Abdominal pain is a prominent feature in the life of the average child, with 12-month period prevalence rates varying from 20% in a population sample (40) to 44% in a general practice cohort (41). In up to one-fifth of affected children, episodes are recurrent and interspersed by symptom-free periods, and this is termed RAP (41). In the majority of children, the abdominal pain is vague and typically situated in the periumbilical area. Physical examination is strikingly normal and laboratory investigations unremarkable.
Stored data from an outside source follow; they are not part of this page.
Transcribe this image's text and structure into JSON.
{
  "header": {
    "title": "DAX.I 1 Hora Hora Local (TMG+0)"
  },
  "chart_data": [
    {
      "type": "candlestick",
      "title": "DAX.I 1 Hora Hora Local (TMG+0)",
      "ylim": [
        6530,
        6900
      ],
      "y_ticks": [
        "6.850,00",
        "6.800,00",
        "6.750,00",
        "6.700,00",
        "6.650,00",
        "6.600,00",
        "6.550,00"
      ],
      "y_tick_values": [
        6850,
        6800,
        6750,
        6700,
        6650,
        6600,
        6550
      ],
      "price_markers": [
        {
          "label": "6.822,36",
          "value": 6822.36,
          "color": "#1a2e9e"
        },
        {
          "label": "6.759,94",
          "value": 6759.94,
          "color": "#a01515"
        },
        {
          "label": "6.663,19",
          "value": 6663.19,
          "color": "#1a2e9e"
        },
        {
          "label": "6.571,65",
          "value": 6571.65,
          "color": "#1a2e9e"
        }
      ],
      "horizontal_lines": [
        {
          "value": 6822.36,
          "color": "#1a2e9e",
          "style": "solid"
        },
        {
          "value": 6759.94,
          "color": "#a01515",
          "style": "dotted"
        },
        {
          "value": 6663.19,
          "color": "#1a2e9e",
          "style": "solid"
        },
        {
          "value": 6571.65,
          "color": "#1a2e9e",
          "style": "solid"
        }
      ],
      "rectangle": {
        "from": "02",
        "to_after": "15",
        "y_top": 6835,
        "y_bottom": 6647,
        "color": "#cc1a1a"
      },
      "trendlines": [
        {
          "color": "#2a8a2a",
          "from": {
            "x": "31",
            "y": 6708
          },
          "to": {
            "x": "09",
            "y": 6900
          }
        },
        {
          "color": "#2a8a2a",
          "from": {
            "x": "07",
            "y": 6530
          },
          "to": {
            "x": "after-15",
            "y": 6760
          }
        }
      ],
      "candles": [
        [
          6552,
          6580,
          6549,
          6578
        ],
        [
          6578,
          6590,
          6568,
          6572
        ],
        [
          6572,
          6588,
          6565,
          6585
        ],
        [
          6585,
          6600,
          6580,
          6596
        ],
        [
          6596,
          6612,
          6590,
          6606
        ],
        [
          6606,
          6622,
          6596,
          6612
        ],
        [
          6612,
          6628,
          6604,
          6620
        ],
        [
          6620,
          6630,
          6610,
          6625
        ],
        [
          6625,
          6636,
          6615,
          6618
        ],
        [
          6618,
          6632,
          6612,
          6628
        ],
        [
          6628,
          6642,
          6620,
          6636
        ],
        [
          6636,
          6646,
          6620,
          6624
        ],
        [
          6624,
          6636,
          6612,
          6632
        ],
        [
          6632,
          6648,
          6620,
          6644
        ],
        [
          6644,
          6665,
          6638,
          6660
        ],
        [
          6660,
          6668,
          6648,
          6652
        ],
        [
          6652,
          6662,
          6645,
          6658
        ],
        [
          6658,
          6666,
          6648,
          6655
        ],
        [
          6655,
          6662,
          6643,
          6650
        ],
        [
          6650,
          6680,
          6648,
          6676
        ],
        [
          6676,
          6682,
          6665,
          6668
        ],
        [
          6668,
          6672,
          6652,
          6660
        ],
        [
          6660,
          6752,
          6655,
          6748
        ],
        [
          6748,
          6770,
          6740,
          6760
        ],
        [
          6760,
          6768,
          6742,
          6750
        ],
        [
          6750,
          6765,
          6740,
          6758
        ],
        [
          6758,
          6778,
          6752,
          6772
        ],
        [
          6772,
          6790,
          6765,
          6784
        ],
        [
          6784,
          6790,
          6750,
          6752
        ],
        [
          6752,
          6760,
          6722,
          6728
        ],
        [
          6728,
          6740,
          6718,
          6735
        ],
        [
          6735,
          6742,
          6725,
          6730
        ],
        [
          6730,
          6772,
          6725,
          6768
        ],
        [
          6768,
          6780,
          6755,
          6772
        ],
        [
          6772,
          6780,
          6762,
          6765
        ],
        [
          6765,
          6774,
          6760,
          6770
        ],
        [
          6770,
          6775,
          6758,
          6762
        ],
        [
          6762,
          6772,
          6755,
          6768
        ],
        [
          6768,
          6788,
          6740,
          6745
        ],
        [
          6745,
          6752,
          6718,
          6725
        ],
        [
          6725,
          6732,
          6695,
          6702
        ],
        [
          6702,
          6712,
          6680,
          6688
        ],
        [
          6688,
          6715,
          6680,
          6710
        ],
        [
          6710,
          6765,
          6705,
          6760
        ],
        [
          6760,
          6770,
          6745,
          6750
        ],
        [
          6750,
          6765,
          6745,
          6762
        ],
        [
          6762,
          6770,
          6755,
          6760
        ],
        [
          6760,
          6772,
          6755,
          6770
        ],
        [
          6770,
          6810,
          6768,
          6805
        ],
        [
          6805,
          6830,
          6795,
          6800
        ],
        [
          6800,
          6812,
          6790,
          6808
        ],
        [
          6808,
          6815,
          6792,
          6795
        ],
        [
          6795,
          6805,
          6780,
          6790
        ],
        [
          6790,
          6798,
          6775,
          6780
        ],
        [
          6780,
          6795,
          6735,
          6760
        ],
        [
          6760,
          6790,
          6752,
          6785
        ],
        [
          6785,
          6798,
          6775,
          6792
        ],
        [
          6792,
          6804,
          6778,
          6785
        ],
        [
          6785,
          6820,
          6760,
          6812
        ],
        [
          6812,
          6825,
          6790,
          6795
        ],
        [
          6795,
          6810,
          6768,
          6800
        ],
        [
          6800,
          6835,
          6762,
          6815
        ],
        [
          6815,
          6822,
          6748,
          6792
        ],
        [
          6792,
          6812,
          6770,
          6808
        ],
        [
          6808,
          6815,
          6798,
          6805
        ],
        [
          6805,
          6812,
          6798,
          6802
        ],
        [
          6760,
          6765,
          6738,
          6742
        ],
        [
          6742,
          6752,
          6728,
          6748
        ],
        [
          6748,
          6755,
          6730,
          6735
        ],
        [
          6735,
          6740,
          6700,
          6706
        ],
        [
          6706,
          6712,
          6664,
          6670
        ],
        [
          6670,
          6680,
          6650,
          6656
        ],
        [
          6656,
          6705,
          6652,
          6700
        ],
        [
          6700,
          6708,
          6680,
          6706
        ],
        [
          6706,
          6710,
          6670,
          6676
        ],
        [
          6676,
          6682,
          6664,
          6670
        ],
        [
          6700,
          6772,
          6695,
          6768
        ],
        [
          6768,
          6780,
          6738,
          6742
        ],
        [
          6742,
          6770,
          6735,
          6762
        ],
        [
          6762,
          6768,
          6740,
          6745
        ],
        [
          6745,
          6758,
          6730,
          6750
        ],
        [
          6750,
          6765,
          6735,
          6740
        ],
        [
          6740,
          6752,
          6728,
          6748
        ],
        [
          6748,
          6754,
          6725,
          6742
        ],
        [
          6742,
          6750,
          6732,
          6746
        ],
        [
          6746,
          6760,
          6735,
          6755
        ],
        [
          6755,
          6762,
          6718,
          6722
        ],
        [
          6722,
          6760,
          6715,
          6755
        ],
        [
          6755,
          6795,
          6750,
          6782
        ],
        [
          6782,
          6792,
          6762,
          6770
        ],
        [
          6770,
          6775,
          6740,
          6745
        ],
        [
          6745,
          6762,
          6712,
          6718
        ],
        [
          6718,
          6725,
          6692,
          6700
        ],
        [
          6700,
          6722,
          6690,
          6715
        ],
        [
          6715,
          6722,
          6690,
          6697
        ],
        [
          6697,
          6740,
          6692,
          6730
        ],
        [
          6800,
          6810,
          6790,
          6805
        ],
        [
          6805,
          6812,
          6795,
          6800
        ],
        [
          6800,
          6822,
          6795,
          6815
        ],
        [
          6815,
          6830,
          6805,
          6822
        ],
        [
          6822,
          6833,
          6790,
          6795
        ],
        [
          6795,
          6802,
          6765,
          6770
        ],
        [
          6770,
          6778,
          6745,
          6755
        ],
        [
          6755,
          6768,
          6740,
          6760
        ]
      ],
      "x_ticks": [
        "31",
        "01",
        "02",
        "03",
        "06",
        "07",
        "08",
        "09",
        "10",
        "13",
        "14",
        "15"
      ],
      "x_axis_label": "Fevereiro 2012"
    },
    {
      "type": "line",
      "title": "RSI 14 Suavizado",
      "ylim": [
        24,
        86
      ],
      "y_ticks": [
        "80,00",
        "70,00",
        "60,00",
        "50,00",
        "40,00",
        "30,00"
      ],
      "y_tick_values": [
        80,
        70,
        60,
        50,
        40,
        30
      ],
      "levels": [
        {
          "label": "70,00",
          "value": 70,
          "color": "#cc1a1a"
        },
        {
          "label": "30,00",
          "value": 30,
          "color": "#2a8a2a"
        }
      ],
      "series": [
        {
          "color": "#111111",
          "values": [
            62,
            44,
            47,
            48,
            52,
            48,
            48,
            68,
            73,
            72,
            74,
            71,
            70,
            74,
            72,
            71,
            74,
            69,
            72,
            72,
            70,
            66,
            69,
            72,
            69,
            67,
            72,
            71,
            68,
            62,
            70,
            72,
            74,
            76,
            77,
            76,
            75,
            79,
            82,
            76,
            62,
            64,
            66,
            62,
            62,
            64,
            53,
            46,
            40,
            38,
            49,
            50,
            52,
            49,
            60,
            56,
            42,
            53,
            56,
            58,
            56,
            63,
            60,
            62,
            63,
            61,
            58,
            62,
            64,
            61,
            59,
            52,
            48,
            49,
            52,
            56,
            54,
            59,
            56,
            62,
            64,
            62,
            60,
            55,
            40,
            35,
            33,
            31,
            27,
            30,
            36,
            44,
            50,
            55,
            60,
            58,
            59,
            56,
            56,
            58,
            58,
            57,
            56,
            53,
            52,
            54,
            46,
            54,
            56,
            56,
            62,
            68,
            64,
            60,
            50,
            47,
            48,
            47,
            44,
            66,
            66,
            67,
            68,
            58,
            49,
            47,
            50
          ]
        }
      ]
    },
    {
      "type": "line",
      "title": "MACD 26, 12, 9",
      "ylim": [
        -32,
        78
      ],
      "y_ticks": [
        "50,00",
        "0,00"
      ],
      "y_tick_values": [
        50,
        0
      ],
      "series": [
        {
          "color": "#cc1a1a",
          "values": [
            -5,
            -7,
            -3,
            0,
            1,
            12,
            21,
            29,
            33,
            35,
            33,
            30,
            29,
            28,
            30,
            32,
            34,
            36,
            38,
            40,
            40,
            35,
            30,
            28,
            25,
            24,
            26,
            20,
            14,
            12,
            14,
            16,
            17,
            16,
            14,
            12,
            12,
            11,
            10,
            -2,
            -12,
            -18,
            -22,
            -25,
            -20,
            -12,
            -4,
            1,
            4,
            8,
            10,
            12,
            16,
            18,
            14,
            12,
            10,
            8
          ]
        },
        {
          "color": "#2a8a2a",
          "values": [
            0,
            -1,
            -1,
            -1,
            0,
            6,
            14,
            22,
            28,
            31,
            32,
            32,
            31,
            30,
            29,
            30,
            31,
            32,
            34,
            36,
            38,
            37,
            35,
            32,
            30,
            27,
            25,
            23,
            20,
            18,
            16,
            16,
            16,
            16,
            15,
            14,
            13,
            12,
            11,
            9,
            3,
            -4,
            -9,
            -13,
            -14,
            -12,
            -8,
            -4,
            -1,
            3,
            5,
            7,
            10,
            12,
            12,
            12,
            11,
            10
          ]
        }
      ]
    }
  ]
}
Because an organic diagnosis is made in less than 10% of cases, this has led to the long-held belief that most childhood abdominal pain is functional in origin (42).
RAP is defined by at least three discrete episodes of pain over a period of at least three months. Physical examination reveals no abnormality and laboratory investigations are unremarkable. Studies dating back to the 1950s (43) have reported that 10% of children aged 5 to 14 years suffered from RAP. Subsequent published prevalence rates have varied from 9% to nearly 25% (41,44,45). Whether there is a sex difference in the prevalence rates is disputed, but it is generally acknowledged that as children get older, incidence rates are higher in girls than in boys. In the late adolescent years, there is a sharp decline in incidence.
In many ways, the burden of illness is similar to unexplained abdominal pain in adults. Only 30% of emergency hospital visits for abdominal pain result in a definitive diagnosis (46), and in up to one-third of emergency appendectomies performed for abdominal pain, the appendix is normal (47). The financial impact of abdominal pain is overshadowed by the effects on the child. Many school days are lost through recurrent clinic visits or hospitalizations, which, in addition to the disruption of social activities, may be detrimental to the child's well-being and development.